御曹司の修行時代の苦労を見たようで、「私が支えになれたらいいのですが」と、またつい甘えた口調で言ってしまった私に、「そうだよね、パートナーがいてくれたら、店の切り盛りも任せられるし、精神的にも助かるよね。」と返す和菓子屋さん。

これを聞いた私の頭の中では、もう和菓子屋のおかみになった自分の姿しか思い浮かばなくなっていました。
この後とりたてて進展もなく、割り勘を求められたので、御曹司はむやみにおごったりしないのだと素直に5千円を手渡し、前回と同じく駅で別れました。

この後、10日に1回の頻度で2回会ったものの、毎回大衆居酒屋で割り勘飲食、その後何の進展もなくお別れ、の繰り返しでした。

ついに見えた、御曹司の真の姿!それは・・・

進展しないことへのイライラと、本当に御曹司なのかという疑問もかすかにあり、ある日「取引先への手土産を買う必要があるのだけど、せっかくだから和菓子屋さんのところで買おうと思って。明日行くつもりなんだけど、どの店舗に行けば会えるかな?」とラインをしてみたのです。
すると「〇〇店だよ!楽しみに待ってるね!」との返答が。

〇〇店は、市内でも端っこの一番田舎な地域で、HPで見る限りその店はかなり小規模。
御曹司だから市内の店舗をまわっていて、その日はそこにいるのかな?とも思い、次の日実際に行ってみました。

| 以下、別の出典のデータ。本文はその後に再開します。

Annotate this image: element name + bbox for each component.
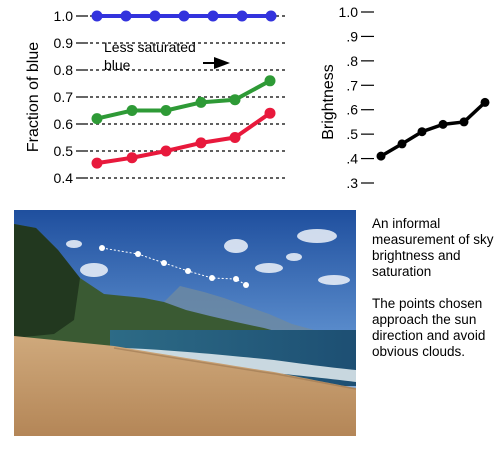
data-point xyxy=(438,119,448,129)
sample-point xyxy=(243,282,249,288)
series-line-1 xyxy=(96,79,271,121)
y-tick-label: 0.7 xyxy=(54,89,74,105)
y-tick-label: 0.9 xyxy=(54,35,74,51)
data-point xyxy=(91,10,103,22)
sample-point xyxy=(233,276,239,282)
clouds xyxy=(66,229,350,285)
data-point xyxy=(126,152,138,164)
sample-point xyxy=(161,260,167,266)
annotation-line-2: blue xyxy=(104,57,131,73)
data-point xyxy=(91,157,103,169)
data-point xyxy=(160,145,172,157)
sample-point xyxy=(99,245,105,251)
data-point xyxy=(236,10,248,22)
data-point xyxy=(126,105,138,116)
y-tick-label: 0.8 xyxy=(54,62,74,78)
series-line-2 xyxy=(96,111,272,166)
data-point xyxy=(195,96,207,108)
data-point xyxy=(178,10,190,22)
wet-sand-edge xyxy=(113,347,356,390)
data-point xyxy=(265,10,277,22)
sand xyxy=(14,336,356,436)
beach-photo xyxy=(14,210,356,436)
data-point xyxy=(264,107,276,119)
sample-point xyxy=(135,251,141,257)
caption-points-chosen: The points chosen approach the sun direc… xyxy=(372,296,486,359)
caption-measurement: An informal measurement of sky brightnes… xyxy=(372,216,494,279)
sample-point xyxy=(209,275,215,281)
y-tick-label: 0.5 xyxy=(54,143,74,159)
y-axis-label: Fraction of blue xyxy=(25,42,42,152)
y-tick-label: 1.0 xyxy=(339,4,359,20)
data-point xyxy=(480,97,490,107)
data-point xyxy=(195,137,207,149)
series-line-0 xyxy=(380,101,487,158)
sample-point xyxy=(185,268,191,274)
data-point xyxy=(417,127,427,137)
y-tick-label: .3 xyxy=(346,175,358,191)
y-tick-label: .8 xyxy=(346,53,358,69)
data-point xyxy=(229,132,241,143)
y-tick-label: .6 xyxy=(346,102,358,118)
mountain-shadow xyxy=(14,224,80,338)
annotation-line-1: Less saturated xyxy=(104,39,196,55)
surf xyxy=(124,348,356,382)
data-point xyxy=(149,10,161,22)
data-point xyxy=(376,151,386,161)
y-tick-label: .4 xyxy=(346,151,358,167)
data-point xyxy=(160,105,172,116)
y-tick-label: .5 xyxy=(346,126,358,142)
y-tick-label: 1.0 xyxy=(54,8,74,24)
y-tick-label: .7 xyxy=(346,77,358,93)
y-tick-label: .9 xyxy=(346,28,358,44)
y-tick-label: 0.4 xyxy=(54,170,74,186)
y-axis-label: Brightness xyxy=(320,64,337,140)
annotation-arrowhead xyxy=(214,57,230,69)
data-point xyxy=(264,75,276,87)
data-point xyxy=(397,139,407,149)
data-point xyxy=(207,10,219,22)
data-point xyxy=(120,10,132,22)
data-point xyxy=(229,94,241,106)
brightness-chart: Brightness .3 .4 .5 .6 .7 .8 .9 1.0 xyxy=(320,4,490,191)
y-tick-label: 0.6 xyxy=(54,116,74,132)
data-point xyxy=(459,117,469,127)
data-point xyxy=(91,113,103,125)
fraction-of-blue-chart: Fraction of blue 1.0 0.9 0.8 0.7 0.6 0.5 0.4 L… xyxy=(25,8,288,186)
mountain-ridge xyxy=(14,224,306,346)
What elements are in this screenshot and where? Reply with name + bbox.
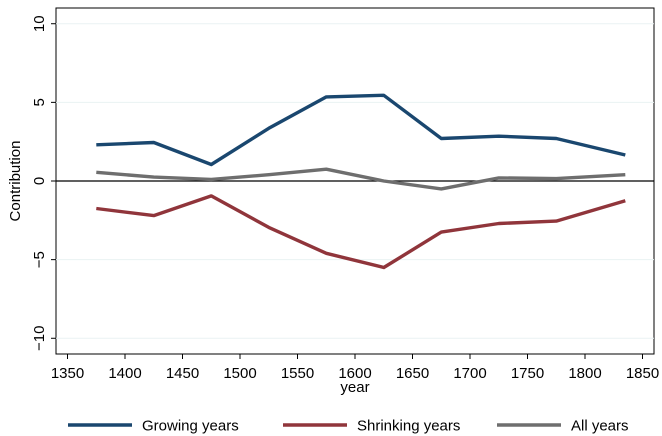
legend-label-shrinking-years: Shrinking years bbox=[357, 418, 460, 435]
x-tick-label: 1800 bbox=[568, 365, 601, 382]
x-tick-label: 1850 bbox=[626, 365, 659, 382]
x-tick-label: 1650 bbox=[396, 365, 429, 382]
x-tick-label: 1400 bbox=[108, 365, 141, 382]
series-line-shrinking-years bbox=[96, 194, 626, 270]
x-axis: 1350 1400 1450 1500 1550 1600 1650 1700 1750 1800… bbox=[51, 354, 659, 382]
x-tick-label: 1750 bbox=[511, 365, 544, 382]
x-tick-label: 1700 bbox=[453, 365, 486, 382]
x-tick-label: 1550 bbox=[281, 365, 314, 382]
legend-label-all-years: All years bbox=[571, 418, 629, 435]
x-tick-label: 1450 bbox=[166, 365, 199, 382]
y-tick-label: 10 bbox=[31, 15, 48, 32]
y-tick-label: −5 bbox=[31, 251, 48, 268]
x-tick-label: 1500 bbox=[223, 365, 256, 382]
y-tick-label: 5 bbox=[31, 98, 48, 106]
legend-label-growing-years: Growing years bbox=[142, 418, 239, 435]
x-axis-label: year bbox=[340, 379, 369, 396]
series-line-growing-years bbox=[96, 93, 626, 167]
y-axis: −10 −5 0 5 10 bbox=[31, 15, 56, 351]
series-line-all-years bbox=[96, 167, 626, 191]
x-tick-label: 1350 bbox=[51, 365, 84, 382]
y-axis-label: Contribution bbox=[7, 141, 24, 222]
x-tick-label: 1600 bbox=[338, 365, 371, 382]
series-lines bbox=[96, 93, 626, 270]
legend: Growing years Shrinking years All years bbox=[68, 418, 629, 435]
y-tick-label: 0 bbox=[31, 177, 48, 185]
y-tick-label: −10 bbox=[31, 326, 48, 351]
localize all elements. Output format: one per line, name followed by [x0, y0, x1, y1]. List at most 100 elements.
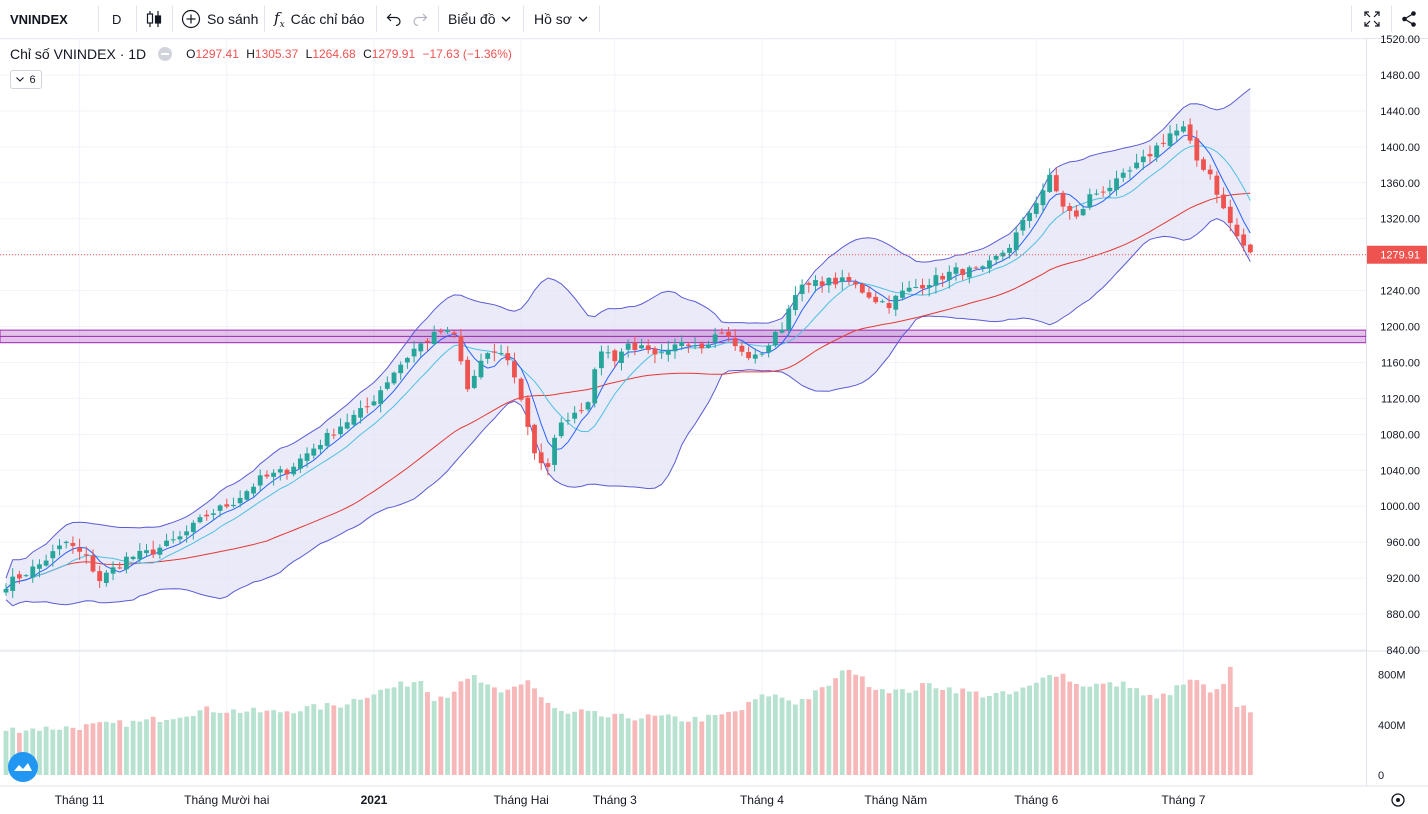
- candle: [291, 466, 297, 475]
- hide-legend-icon[interactable]: [158, 47, 173, 61]
- candle: [190, 522, 196, 532]
- toolbar-divider: [172, 6, 173, 32]
- redo-button[interactable]: [412, 0, 428, 38]
- layout-menu[interactable]: Biểu đồ: [448, 0, 511, 38]
- candle: [960, 269, 966, 275]
- volume-bar: [1221, 684, 1226, 775]
- candles: [3, 118, 1253, 598]
- volume-bar: [552, 708, 557, 775]
- time-tick-label: Tháng 11: [55, 793, 105, 807]
- indicators-button[interactable]: fx Các chỉ báo: [274, 0, 365, 38]
- candle: [311, 448, 317, 456]
- profile-label: Hồ sơ: [534, 11, 572, 27]
- indicators-toggle[interactable]: 6: [10, 70, 42, 89]
- cloud-logo-icon: [14, 763, 32, 771]
- volume-bar: [685, 721, 691, 775]
- last-price-tag-bg: [1367, 245, 1427, 264]
- candle: [364, 406, 370, 408]
- volume-bar: [445, 697, 450, 775]
- volume-bar: [799, 698, 805, 775]
- volume-bar: [846, 669, 852, 775]
- chevron-down-icon: [16, 77, 25, 82]
- fullscreen-button[interactable]: [1363, 0, 1381, 38]
- volume-bar: [679, 721, 685, 775]
- price-tick-label: 920.00: [1386, 573, 1420, 585]
- volume-bar: [237, 712, 243, 775]
- candles-icon: [146, 11, 162, 27]
- price-tick-label: 1120.00: [1381, 393, 1420, 405]
- volume-bar: [351, 698, 357, 775]
- candle: [1053, 175, 1059, 192]
- candle: [779, 329, 785, 333]
- candle: [1100, 191, 1106, 193]
- toolbar-divider: [136, 6, 137, 32]
- toolbar-divider: [1391, 6, 1392, 32]
- candle: [826, 278, 832, 286]
- share-icon: [1402, 11, 1416, 27]
- candle: [1067, 205, 1073, 211]
- candle: [719, 332, 725, 334]
- undo-button[interactable]: [386, 0, 402, 38]
- candle: [706, 344, 711, 348]
- tradingview-logo[interactable]: [8, 752, 38, 782]
- ma-slow-line: [5, 192, 1251, 590]
- volume-bar: [833, 678, 838, 775]
- candle: [692, 345, 698, 347]
- candle: [1234, 224, 1240, 237]
- time-tick-label: Tháng Mười hai: [184, 793, 269, 807]
- settings-button[interactable]: [1391, 793, 1405, 807]
- candle: [853, 282, 859, 285]
- volume-bar: [284, 711, 290, 775]
- candle: [1087, 194, 1093, 208]
- volume-bar: [732, 711, 738, 775]
- candle: [1127, 170, 1133, 172]
- candle: [137, 550, 143, 560]
- volume-bar: [37, 730, 42, 775]
- volume-bar: [1214, 689, 1220, 775]
- toolbar-divider: [98, 6, 99, 32]
- candle: [619, 351, 624, 363]
- volume-bar: [1181, 684, 1186, 775]
- interval-button[interactable]: D: [112, 0, 121, 38]
- candle: [625, 343, 631, 350]
- candle: [819, 281, 825, 286]
- candle: [1160, 142, 1166, 144]
- time-axis[interactable]: Tháng 11 Tháng Mười hai 2021 Tháng Hai Tháng…: [55, 793, 1206, 807]
- toolbar-divider: [376, 6, 377, 32]
- candle: [1134, 162, 1140, 169]
- candle: [224, 504, 230, 507]
- volume-bar: [505, 689, 511, 775]
- candle: [177, 536, 183, 540]
- candle: [110, 567, 116, 574]
- chevron-down-icon: [578, 16, 588, 22]
- candle: [210, 513, 216, 515]
- candle: [77, 547, 82, 552]
- candle: [1227, 206, 1233, 224]
- price-axis[interactable]: 1520.00 1480.00 1440.00 1400.00 1360.00 1320.…: [1380, 34, 1420, 657]
- profile-menu[interactable]: Hồ sơ: [534, 0, 588, 38]
- candle: [746, 352, 751, 359]
- compare-button[interactable]: So sánh: [181, 0, 258, 38]
- volume-bar: [338, 707, 343, 775]
- volume-bar: [1007, 694, 1012, 775]
- candle: [1107, 187, 1113, 192]
- legend-ohlc: O1297.41 H1305.37 L1264.68 C1279.91 −17.…: [186, 47, 512, 61]
- candle: [1027, 212, 1032, 221]
- candle: [545, 463, 551, 467]
- chart-type-button[interactable]: [146, 0, 162, 38]
- candle: [16, 574, 22, 579]
- compare-label: So sánh: [207, 11, 259, 27]
- change-value: −17.63 (−1.36%): [422, 47, 512, 61]
- candle: [866, 292, 872, 298]
- candle: [498, 352, 504, 354]
- price-tick-label: 1360.00: [1380, 178, 1420, 190]
- volume-bar: [1160, 693, 1166, 775]
- candle: [90, 555, 96, 572]
- share-button[interactable]: [1401, 0, 1417, 38]
- volume-bar: [1147, 694, 1153, 775]
- plus-circle-icon: [181, 9, 201, 29]
- price-tick-label: 1440.00: [1380, 106, 1420, 118]
- grid: [0, 38, 1366, 775]
- symbol-search[interactable]: VNINDEX: [10, 0, 68, 38]
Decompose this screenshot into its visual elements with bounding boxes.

果たして和菓子屋さんは、嘘偽りなくその店で働いていました。
しかし、恰好は作業着。胸には「店長」の名札。
店内には彼と、パートと思われる中年女性2人だけ。
彼は、奥の工場スペースに出入りしたり、お客さんが増えると接客をしたり、お客さんがいなくなると机に向かって書き物をしたり、ひっきりなしに働いています。
これが本当に御曹司…?

そう思って店の前で立ち尽くしていると、和菓子屋さんの方から気付いて声をかけてくれました。
「GRESちゃんようこそ~ここが僕の職場だよ!ちょっと人がいなくてバタバタだけど…」と。
そして入り口の自動ドアに張ってある「和菓子販売員募集(女性)」という張り紙を指さし、「GRESちゃんがパートナーになって一緒にやってくれるとうれしいんだけどね~」と、あのはにかんだような顔で言ってきたのです。

ここで私は察しました。
が、とりあえず和菓子を買ってその場は退散し、店が見えないところまで来てから、和菓子屋のホームページにアクセス。
そしていくつかのことを調べ、悟ったのです。

「全ては私の勘違いだった」と。

ホームページには大きく「フランチャイズ店募集」の文字が。
そして店の歴史を調べると、御曹司だと思っていた彼とは全く似つかない名字の一族の歴史が、刻まれていました。

彼は、その和菓子屋のフランチャイズの一店舗のオーナーということだったのです。
“120年の歴史ある和菓子屋を営んでいる”=確かにフランチャイズ化された120年歴史ある和菓子屋の一店舗を彼は経営している。
“経営側だから仕事が多くて忙しい”=FCで出費を減らすために、自分が何でも屋になっている。
そして、「パートナーがいてくれれば」という発言は、“早くおかみを迎えて”などという話ではなく、結婚して嫁という立場であれば、給料を払わなくても労力を提供してくれる人ができていい、ということだったのです…!

一瞬、私は、だまされた!!!!と思いました。
しかし冷静になって考えてみると、和菓子屋さんは何も嘘は言っておらず、自分の職場まで快く公開しているのです。
全ては、頭の中で計算が暴走した、私の勘違いだったのでした。

まとめ

和菓子屋さんからはその後もマメにラインがありましたが、場末の小さな和菓子屋を一緒にやっていく気持ちは私には到底なく、返信頻度を下げて、フェードアウトしました。
和菓子屋さんとしては今でも、あんなにいい感じだったのに、なぜ急に失速してしまったのかわからない、という状況かもしれません。

大衆居酒屋といい、ラインの節々で感じたちょっとした違和感といい、冷静になって考えてみれば、気づけたタイミングはいくらでもあったはずなのです。
なのに、運命の御曹司に出会えた!という思い込みが激しすぎて、盲目になっていた、私。
あまりの自分のバカさに、本当に凹みました。

婚活とは怖いものですね。
…じゃなくて、自分が見えていないから怖いんですね。

婚活に王子様なんていません。
婚活に御曹司なんて来ません。

そう自分にいい聞かせ、また地道に婚活に励む私なのでした。